Ma mère ne veut pas me croire, mais je l'ai bien vue depuis la fenêtre de notre manoir, alors je ne vais te le dire qu'à toi, petite page d'un journal improvisé. Elle est jeune elle aussi. Elle a probablement mon âge. J'ai vu sa chevelure rouge dépasser des branchages, les arbres sans feuillage ne pouvant la soustraire totalement à mon regard. Je n'ai pas pu voir son visage lors de son passage. Elle n'est pas restée longtemps car dehors l'orage faisait rage, la pluie battant le sol alors ombragé par les nuages gris-noirs qui formaient de multiples tâches d'huile dans le ciel d'aujourd'hui. À peine avais-je eu la tête dans les étoiles qu'elles s'étaient évaporées dans le paysage, ne laissant que le vague souvenir d'un être sauvage dans son sillage. C'est décidé, demain j'irai la chercher près du rivage.
Douze années s'écoulèrent. Le jeune homme retrouva la fille, et au fil des saisons, il apprit à la connaître.
Je hais l'été. Je hais l'hiver aussi bien sûr, et un peu le printemps, mais plus que tout, je hais l'été. Cette saison est l'antichambre de ma passion. C'est comme une prison dont les murs invisibles me plongent dans une étrange dépression. J'ai ces pulsions dans mon cœur, comme lorsque l'on va voir quelqu'un qui nous est cher, mais il faut longtemps avant qu'elles ne cessent pour de bon. Ces trois derniers mois avant son apparition sont les plus durs, mais lorsqu'ils passent, c'est la libération. Et alors soudainement je fonce et m'enfonce dans la forêt. Et alors je comprends pourquoi les arbres sont rouges. Si Apollon avait une femme en ce monde, ça serait elle sans prétention. Ma vision est captive de ce corps girond. Et alors elle me voit et s'approche dans ma direction, approche sa bouche de mon oreille, et me murmure pardon pour tout ce temps passé sans elle.

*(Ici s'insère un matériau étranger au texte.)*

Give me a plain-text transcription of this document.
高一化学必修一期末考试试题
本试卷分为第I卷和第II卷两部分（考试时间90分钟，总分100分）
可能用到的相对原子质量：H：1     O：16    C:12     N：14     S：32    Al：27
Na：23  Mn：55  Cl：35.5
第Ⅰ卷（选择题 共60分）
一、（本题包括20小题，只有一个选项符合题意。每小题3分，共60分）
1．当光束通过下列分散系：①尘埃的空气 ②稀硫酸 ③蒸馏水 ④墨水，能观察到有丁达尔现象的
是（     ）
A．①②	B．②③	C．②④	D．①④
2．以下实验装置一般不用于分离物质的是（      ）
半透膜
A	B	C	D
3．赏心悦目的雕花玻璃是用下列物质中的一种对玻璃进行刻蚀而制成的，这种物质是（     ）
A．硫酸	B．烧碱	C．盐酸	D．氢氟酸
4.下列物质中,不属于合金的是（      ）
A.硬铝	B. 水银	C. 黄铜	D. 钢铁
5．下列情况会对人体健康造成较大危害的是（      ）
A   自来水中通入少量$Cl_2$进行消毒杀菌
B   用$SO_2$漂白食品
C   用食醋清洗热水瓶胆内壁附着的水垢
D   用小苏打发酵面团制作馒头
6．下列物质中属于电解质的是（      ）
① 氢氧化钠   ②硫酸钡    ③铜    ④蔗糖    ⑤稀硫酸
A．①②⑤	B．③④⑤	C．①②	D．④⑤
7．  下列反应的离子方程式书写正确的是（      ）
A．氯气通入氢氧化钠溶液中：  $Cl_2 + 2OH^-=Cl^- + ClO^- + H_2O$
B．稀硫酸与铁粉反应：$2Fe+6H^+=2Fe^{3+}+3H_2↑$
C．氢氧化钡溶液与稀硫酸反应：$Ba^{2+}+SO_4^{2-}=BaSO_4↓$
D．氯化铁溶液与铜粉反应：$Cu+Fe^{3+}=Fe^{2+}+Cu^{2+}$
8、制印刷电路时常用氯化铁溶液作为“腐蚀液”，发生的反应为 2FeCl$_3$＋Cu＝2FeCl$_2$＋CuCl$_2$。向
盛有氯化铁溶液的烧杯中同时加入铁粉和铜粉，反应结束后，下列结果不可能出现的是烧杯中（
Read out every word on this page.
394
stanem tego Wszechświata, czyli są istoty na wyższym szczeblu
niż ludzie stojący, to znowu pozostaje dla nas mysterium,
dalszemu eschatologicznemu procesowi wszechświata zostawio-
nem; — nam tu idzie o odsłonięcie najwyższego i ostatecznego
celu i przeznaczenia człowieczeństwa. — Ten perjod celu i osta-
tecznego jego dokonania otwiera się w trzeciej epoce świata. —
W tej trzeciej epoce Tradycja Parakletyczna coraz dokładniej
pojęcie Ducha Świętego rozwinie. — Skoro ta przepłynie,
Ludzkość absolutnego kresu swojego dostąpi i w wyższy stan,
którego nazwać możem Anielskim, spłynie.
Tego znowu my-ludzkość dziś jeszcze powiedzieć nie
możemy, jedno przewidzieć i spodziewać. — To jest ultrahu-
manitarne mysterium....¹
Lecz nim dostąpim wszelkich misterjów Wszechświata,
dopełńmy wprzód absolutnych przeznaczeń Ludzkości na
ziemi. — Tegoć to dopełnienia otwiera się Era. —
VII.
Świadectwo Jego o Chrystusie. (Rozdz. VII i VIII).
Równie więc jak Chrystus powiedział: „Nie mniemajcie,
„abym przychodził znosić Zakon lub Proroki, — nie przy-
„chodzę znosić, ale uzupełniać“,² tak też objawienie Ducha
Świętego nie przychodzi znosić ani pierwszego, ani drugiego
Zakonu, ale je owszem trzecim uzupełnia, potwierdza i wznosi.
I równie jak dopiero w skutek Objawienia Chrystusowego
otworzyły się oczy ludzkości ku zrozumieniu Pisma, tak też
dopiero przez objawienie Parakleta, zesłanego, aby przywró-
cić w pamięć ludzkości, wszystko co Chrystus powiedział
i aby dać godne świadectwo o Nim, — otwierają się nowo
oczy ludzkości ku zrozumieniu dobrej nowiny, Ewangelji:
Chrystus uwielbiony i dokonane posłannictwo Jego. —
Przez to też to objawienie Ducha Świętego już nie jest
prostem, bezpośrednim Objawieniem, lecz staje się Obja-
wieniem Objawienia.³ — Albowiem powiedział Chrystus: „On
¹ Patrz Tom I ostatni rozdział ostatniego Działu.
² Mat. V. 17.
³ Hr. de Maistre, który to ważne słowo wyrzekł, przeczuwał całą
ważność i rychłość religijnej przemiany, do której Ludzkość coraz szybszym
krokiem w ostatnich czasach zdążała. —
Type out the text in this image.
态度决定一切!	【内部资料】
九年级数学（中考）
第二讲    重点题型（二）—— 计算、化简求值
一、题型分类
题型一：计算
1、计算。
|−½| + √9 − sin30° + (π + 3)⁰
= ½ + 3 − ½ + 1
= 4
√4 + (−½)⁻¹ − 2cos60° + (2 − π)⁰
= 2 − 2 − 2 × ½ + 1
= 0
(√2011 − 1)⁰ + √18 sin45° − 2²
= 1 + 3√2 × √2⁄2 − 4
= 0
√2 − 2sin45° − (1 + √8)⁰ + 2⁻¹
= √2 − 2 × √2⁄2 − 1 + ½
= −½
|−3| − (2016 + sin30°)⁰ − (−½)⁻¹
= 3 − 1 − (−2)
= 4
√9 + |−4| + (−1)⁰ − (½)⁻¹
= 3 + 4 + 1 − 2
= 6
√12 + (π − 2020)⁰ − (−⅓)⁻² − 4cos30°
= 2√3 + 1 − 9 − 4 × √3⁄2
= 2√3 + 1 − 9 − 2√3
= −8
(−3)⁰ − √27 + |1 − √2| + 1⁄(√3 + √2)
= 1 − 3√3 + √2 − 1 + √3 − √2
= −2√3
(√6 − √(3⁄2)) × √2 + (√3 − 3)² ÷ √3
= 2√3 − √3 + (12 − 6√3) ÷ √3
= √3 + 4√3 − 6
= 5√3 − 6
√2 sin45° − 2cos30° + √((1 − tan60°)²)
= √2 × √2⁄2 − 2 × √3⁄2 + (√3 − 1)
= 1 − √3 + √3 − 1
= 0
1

Je comprends pourquoi les arbres rougissent en automne. Cet être, feu follet à la chevelure de feu, ne peut que faire des envieux. Son corps dénudé se balade au milieu des bois, à mille lieues des routes bitumeuses du centre-ville. Là, dans l'intimité heureuse d'un jeu entre amoureux, nous nous épions l'un l'autre. C'est dans ses bras que j'ai le plus envie de goûter à la vie éternelle.
Trente-deux ans passèrent et le monde eut le temps de changer.
Ils avaient raison, l'alcool n'a rien changé, mais il est trop tard maintenant alors je m'en cogne d'être un ivrogne. Ma vergogne a déserté en même temps que la charogne de la forêt d’antan finissait de se faire souiller par les passants et les carrioles. Je sais, c'est pas avec ma trogne et en grognant que je vais faire changer les choses, ou plutôt, éviter qu'elles ne changent encore plus. Quoique, au fond, c'est déjà trop tard. Ma cigogne s'en est allée, envolée. Je regrette cette époque où le moindre bouquet de bric et de broc faisait sourire ma bien-aimée. Maintenant je me moque de ce qui peut m'arriver, à moi et mon manoir en toc. Elle me manque, c'est tout. Elle me manque, j'en souffre…
Tant d'années ont passé. Seul. Reclus.
J'ai passé ma vie aveuglé par la lueur du passé. La lueur de l'espoir de voir revenir un jour cette charmante demoiselle. Mon histoire n'est plus que celle d'un vieillard hagard. Je bois et je broie le noir du matin au soir, prisonnier de mon désespoir. La maladie va me conduire à l’abattoir, alors je cherche dans ma mémoire les quelques souvenirs de mes émois. Des fois, je sors de chez moi. Fait amusant, au bord du ruisseau, près de là où je l'ai trouvée la première fois, il y a un petit parc. Quelques arbres sont encore debout, résistant au poids du temps. Je sens l'air froid du mois d'automne me caresser les lèvres. Là, assis sur un banc public, si loin de l'intimité d'autrefois. Je continue d'espérer qu'un jour…
Le vieil homme s'arrêta d'écrire un instant. Son regard était captivé par les longs cheveux rouges qui dépassaient de derrière les arbres. Il se leva de son banc et prit sa canne d'un air confiant. Il avança lentement, et lorsqu'il passa derrière le tronc où se trouvait cette crinière, les arbres aux alentours se mirent à rougir.